Donors Seek Faster Reforms

International donors told the government Monday it is making progress in promised reforms, but urged Cambodian officials to speed up their efforts.

Donors said the government should work harder to curb corruption, quicken its administration reform and strengthen budgetary reform and natural re­source management.

Urooj Malik, country representative of the Asian Development Bank, which coordinated the bi­annual donor meeting, said those efforts will improve Cambo­dians’ lives.

“Good governance is central to eliminating poverty as it impacts directly on the lives of the poor,” Malik said. “Because the poor are less able to avoid the adverse consequences of bad governance, and bear a disproportionate share of its ill effects.”

He noted that corruption keeps much-needed foreign investment out of Cambodia. He also said there is still too much spending in non-productive sectors, such as defense and security, which hampers socio-economic development.

The meeting was the first since aid agencies met with the government in May 2000 in Paris, where donors pledged $548 million in aid for one year in exchange for further government reforms.

Prime Minister Hun Sen told donors his government has made tremendous progress in reforms and has a strong commitment to push further. He said the economy has performed well and budgetary re­form has been successful, despite last year’s severe flooding.

Finance Minister Keat Chhon told donors that 2000 was not as positive as expected because of the widespread flooding, with GDP growth recorded at 4.5 percent instead of the expected 5.5 percent. But he noted that the nation has still come a long way since 1998, which marked the the end of the Khmer Rouge.

Hun Sen said the government is cracking down on illegal logging and improve forest management. He also touted the recently completed civil servants census and a new computerized central payroll.

But donors were not satisfied with all of the results.

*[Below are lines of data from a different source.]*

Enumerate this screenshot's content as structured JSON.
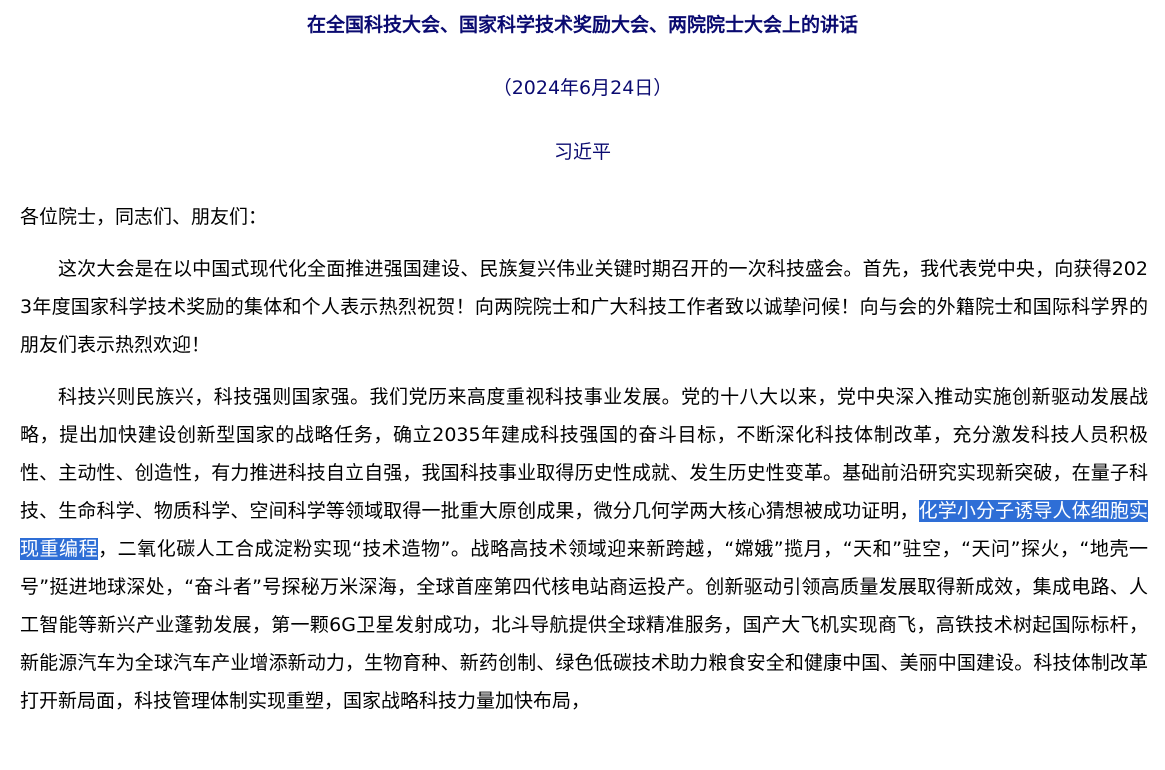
{
  "document": {
    "title": "在全国科技大会、国家科学技术奖励大会、两院院士大会上的讲话",
    "date": "（2024年6月24日）",
    "author": "习近平",
    "salutation": "各位院士，同志们、朋友们：",
    "paragraph1": "这次大会是在以中国式现代化全面推进强国建设、民族复兴伟业关键时期召开的一次科技盛会。首先，我代表党中央，向获得2023年度国家科学技术奖励的集体和个人表示热烈祝贺！向两院院士和广大科技工作者致以诚挚问候！向与会的外籍院士和国际科学界的朋友们表示热烈欢迎！",
    "paragraph2_before": "科技兴则民族兴，科技强则国家强。我们党历来高度重视科技事业发展。党的十八大以来，党中央深入推动实施创新驱动发展战略，提出加快建设创新型国家的战略任务，确立2035年建成科技强国的奋斗目标，不断深化科技体制改革，充分激发科技人员积极性、主动性、创造性，有力推进科技自立自强，我国科技事业取得历史性成就、发生历史性变革。基础前沿研究实现新突破，在量子科技、生命科学、物质科学、空间科学等领域取得一批重大原创成果，微分几何学两大核心猜想被成功证明，",
    "paragraph2_selected": "化学小分子诱导人体细胞实现重编程",
    "paragraph2_after": "，二氧化碳人工合成淀粉实现“技术造物”。战略高技术领域迎来新跨越，“嫦娥”揽月，“天和”驻空，“天问”探火，“地壳一号”挺进地球深处，“奋斗者”号探秘万米深海，全球首座第四代核电站商运投产。创新驱动引领高质量发展取得新成效，集成电路、人工智能等新兴产业蓬勃发展，第一颗6G卫星发射成功，北斗导航提供全球精准服务，国产大飞机实现商飞，高铁技术树起国际标杆，新能源汽车为全球汽车产业增添新动力，生物育种、新药创制、绿色低碳技术助力粮食安全和健康中国、美丽中国建设。科技体制改革打开新局面，科技管理体制实现重塑，国家战略科技力量加快布局，"
  },
  "colors": {
    "heading": "#0a0a70",
    "selection_bg": "#2e6ed6",
    "selection_text": "#ffffff"
  }
}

The donors’ social sector group, for example, questioned why pro­gress in policy-making and budget allocation has not produced a significant change in social indicators, citing high child mortality rates, widespread malnutrition and high HIV infection rates.

The working group on land re­form said the government has not vigorously addressed the issue of land rights, even though more farmers have become landless in recent years and land grabbing has been increasing.

Donors also urged the government to hold consultative meetings with NGOs and donors on a draft forestry law, adopt a new forest management plan and make new contracts with logging concessionaires to crack down on illegal logging activities.

In turn, Hun Sen appealed to donors to speed up disbursement of funds for the demobilization of soldiers and other security forces.

The next Consultative Group meeting is scheduled for June in Tokyo, where Keat Chhon said he will ask for more than $500 million in aid for the coming year.